Esta celebración nació en Estados Unidos, impulsada originalmente por productores y distribuidores del sector hortícola, con el objetivo de poner el foco en el tomate fresco como ingrediente vivo, nutritivo y versátil.

Con el tiempo, la fecha se fue extendiendo a otros países, sobre todo a aquellos donde el tomate tiene un peso cultural y económico importante.
El tomate que México le regaló al mundo
Pocos lo saben, pero México es la cuna del tomate, hace aproximadamente 2,500 años, hacia el 500 a.C. Los mexicas lo llamaban xīctomatl, una palabra náhuatl que puede traducirse como "fruto con ombligo", en referencia a su forma redonda y al pequeño hundimiento en la base. En el centro de México, el tomate rojo se conoce hasta hoy como jitomate, una variación de ese mismo término original.
Fueron los pueblos de Mesoamérica quienes perfeccionaron su uso en la cocina, combinándolo con chile y otros ingredientes para crear las bases de las salsas que siguen siendo esenciales en la gastronomía mexicana. El cronista Bernal Díaz del Castillo ya lo documentó en sus relatos de la conquista: al llegar a Cholula, encontró ollas preparadas con pimientos, tomates y sal.

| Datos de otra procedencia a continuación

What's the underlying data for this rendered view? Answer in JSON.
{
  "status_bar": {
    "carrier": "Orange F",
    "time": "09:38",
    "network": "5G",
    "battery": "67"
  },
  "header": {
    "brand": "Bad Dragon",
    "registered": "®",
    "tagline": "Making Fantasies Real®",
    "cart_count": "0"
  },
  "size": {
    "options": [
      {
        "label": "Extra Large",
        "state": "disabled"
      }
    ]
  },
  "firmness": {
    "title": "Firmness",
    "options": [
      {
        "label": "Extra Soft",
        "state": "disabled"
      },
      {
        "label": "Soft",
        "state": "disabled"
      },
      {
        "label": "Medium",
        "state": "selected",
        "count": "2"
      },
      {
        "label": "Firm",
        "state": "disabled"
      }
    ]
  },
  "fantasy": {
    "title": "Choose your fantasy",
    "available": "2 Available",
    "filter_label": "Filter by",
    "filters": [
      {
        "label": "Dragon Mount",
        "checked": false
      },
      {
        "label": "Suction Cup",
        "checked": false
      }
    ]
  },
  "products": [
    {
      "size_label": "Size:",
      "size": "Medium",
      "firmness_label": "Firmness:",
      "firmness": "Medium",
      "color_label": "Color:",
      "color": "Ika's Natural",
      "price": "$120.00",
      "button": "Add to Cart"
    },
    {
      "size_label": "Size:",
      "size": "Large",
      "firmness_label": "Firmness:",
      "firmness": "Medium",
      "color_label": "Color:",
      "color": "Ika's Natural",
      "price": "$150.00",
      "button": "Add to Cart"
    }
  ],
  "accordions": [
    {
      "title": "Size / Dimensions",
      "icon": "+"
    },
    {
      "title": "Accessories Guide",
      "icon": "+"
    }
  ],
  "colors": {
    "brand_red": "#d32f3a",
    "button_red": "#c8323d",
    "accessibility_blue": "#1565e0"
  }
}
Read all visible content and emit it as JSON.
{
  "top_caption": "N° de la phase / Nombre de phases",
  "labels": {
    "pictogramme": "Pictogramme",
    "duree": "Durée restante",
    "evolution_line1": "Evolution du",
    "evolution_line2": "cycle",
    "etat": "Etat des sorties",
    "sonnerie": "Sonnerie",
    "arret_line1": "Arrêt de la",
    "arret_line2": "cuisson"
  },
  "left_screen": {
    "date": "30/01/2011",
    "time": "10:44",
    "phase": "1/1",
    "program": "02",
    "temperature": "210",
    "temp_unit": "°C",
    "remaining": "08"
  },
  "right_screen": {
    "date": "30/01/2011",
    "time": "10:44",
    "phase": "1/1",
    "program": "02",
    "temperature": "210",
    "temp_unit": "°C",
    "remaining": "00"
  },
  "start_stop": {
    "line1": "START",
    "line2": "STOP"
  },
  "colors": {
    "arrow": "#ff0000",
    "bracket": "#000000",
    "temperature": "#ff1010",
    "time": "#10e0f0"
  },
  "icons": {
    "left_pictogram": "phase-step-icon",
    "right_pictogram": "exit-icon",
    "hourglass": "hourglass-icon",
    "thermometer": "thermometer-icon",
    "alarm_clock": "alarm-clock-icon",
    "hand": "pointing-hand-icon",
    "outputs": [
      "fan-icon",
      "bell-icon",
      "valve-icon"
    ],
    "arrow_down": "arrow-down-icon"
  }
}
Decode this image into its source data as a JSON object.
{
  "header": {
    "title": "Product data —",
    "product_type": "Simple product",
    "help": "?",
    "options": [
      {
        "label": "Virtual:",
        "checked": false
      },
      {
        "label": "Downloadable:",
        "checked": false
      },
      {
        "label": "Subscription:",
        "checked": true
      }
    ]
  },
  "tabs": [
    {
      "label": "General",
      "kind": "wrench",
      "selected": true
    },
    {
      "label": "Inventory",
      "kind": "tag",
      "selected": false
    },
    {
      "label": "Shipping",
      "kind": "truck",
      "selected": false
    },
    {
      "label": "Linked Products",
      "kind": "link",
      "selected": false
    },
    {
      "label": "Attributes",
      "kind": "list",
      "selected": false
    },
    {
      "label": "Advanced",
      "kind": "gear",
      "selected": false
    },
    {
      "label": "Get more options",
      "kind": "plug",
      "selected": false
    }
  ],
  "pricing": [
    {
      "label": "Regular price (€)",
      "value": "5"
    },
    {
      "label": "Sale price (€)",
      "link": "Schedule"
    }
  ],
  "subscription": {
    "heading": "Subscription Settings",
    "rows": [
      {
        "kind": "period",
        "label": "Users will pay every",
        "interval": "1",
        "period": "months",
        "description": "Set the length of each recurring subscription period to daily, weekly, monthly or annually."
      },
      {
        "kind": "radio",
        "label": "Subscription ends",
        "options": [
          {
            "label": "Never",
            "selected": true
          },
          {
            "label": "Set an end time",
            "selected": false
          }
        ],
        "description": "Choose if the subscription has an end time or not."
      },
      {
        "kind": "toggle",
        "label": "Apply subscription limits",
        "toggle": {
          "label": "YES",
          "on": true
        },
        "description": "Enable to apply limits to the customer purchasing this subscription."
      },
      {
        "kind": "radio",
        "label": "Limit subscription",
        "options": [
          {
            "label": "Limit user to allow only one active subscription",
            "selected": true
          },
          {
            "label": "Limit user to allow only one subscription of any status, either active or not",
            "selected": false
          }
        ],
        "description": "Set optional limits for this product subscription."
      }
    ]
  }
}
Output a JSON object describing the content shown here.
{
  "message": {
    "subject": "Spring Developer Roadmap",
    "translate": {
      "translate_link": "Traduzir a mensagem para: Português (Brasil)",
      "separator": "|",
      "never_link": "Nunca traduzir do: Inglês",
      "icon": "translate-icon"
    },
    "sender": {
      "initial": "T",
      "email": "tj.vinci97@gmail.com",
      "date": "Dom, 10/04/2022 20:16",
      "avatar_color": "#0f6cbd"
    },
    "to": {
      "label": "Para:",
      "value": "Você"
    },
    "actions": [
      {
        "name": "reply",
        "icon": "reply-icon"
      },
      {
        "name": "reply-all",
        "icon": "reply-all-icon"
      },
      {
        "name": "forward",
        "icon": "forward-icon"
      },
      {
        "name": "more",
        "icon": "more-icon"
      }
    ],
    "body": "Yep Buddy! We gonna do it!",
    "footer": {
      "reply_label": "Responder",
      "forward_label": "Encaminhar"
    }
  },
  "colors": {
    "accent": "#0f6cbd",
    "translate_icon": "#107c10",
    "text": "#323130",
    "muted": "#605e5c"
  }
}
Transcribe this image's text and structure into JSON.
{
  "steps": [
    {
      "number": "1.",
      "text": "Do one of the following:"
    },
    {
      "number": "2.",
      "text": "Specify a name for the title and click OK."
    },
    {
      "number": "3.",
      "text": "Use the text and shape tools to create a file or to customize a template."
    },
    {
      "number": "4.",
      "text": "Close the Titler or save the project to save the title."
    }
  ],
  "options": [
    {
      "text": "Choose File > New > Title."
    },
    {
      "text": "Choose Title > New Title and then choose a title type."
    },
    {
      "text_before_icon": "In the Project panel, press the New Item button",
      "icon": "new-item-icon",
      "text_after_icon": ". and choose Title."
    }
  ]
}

Tras la llegada de los españoles, el tomate cruzó el Atlántico. En Italia pasó a llamarse pomi d'oro, manzana de oro, por su color, y de ahí derivó el nombre del famoso pomodoro. La salsa italiana, uno de los pilares de la gastronomía mediterránea, es en realidad una descendiente directa de las salsas mesoamericanas.
Cómo celebrar este día
La forma más sencilla y directa es ir al mercado y elegir un buen tomate fresco. Preferiblemente uno de temporada, de producción local, de esos que aún huelen a campo cuando los acercas a la nariz. Preparar con él una salsa casera, un pico de gallo o simplemente rebanarlo con sal y limón ya es, en sí mismo, una manera de celebrar.